What this should do is tell the updating script to ignore whatever is inside the FLASH, and use this pre-specified copied of the CSRs. Based on the logs it looks like you previously had 0.9.7 in there, so this should match what you're running on in the CPU. If you get some weird error, maybe try 0.9.5...because that's what the device shipped with. But I tested this just now on a device where I aborted the burn after an erase, and was able to replicate your error and also fix the error.

I've also redone the factory update script so that the device boot is atomic with the update by partially erasing the loader, leaving the device in a "bad signature" state which holds the CPU in a loop so it doesn't do naughty things like try to watchdog reset itself because the FPGA is inconsistent with the OS, and only after all the artifacts are burned does it simultaneously burn the FPGA and a good loader copy in the same invocation of the script.

Anyways -- I hope this gets you out of your pickle. Sorry for the troubles.

coder543 commented 2 years ago

Ok, that worked great, as far as I can tell!

After that, I performed the factory_reset.sh -s again, which succeeded. Then I used a paperclip as instructed, then applied power to boot it up again. After that, I ran ecup auto on device, which seemed to start applying the staged updates. I looked away for a minute and looked back to see it had a blank screen and was unresponsive, which was mildly confusing, but if I've learned anything about this device... connecting it to power is usually the next step, so I did that and it started up. Since I was unsure if it actually applied successfully, I ran ecup auto again expecting it to instantly say there was no new update to apply, but it went through the process again, so I watched more closely and saw it say at the end that it was shutting down. During the ecup auto, it printed out that I should run ecup reset, so after booting up again, I ran that. Then I used the paperclip again for good measure and applied power again.

Everything seems fine, so I believe it all worked. (As you may notice that I used the paperclip twice, I thought the instructions there were a little confusing as to when you're supposed to use it.
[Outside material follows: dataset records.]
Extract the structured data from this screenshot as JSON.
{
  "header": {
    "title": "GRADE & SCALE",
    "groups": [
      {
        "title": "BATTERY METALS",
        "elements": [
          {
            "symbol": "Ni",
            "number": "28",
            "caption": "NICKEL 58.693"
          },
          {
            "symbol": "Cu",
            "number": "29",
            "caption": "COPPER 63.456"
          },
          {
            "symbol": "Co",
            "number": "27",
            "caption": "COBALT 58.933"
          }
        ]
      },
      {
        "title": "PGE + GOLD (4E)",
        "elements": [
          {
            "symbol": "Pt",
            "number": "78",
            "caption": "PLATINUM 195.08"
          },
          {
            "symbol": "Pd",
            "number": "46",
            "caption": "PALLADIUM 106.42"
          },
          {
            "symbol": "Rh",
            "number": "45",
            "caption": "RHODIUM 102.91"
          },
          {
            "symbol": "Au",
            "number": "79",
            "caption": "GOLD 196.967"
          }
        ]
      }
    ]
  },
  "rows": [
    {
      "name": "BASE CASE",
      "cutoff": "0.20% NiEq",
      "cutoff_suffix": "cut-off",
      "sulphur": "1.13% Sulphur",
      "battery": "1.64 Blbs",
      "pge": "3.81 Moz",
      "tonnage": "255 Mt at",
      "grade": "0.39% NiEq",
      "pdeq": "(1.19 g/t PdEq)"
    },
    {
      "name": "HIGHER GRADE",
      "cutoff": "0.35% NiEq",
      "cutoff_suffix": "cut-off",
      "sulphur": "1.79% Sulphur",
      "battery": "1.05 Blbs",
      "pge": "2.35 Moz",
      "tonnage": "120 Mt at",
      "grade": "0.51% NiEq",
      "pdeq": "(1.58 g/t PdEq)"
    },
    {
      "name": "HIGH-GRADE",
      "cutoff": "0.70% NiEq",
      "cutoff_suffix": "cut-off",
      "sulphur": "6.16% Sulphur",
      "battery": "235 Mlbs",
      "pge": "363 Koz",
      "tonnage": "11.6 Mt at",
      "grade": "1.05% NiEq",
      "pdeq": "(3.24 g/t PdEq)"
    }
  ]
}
After running ecup auto, I believe the correct time to use it is after ecup auto and ecup reset, but I'm not sure if ecup reset is even needed.)

On an unrelated note, just a quick question: one thing I find confusing is that there's only a sleep mode, no menu item to shut down completely. Since this is a development kit, there's a good chance that I will not be using it continuously forever, which leaves the option of letting it just run out of battery in a drawer when I'm not actively using it, or opening it up and physically disconnecting the battery, or... maybe the paperclip turns the device off completely?

Thanks for coming up with a solution so quickly! It was probably my fault in the first place for trying to do this under WSL2.

bunnie commented 2 years ago

I actually test under WSL2 and ubuntu, so, probably more likely this is indicative of a shortcoming of my test environment than anything else. Thanks for confirming it worked for you. i'm going to close this for now, if you have a new issue, please feel free to open a new issue!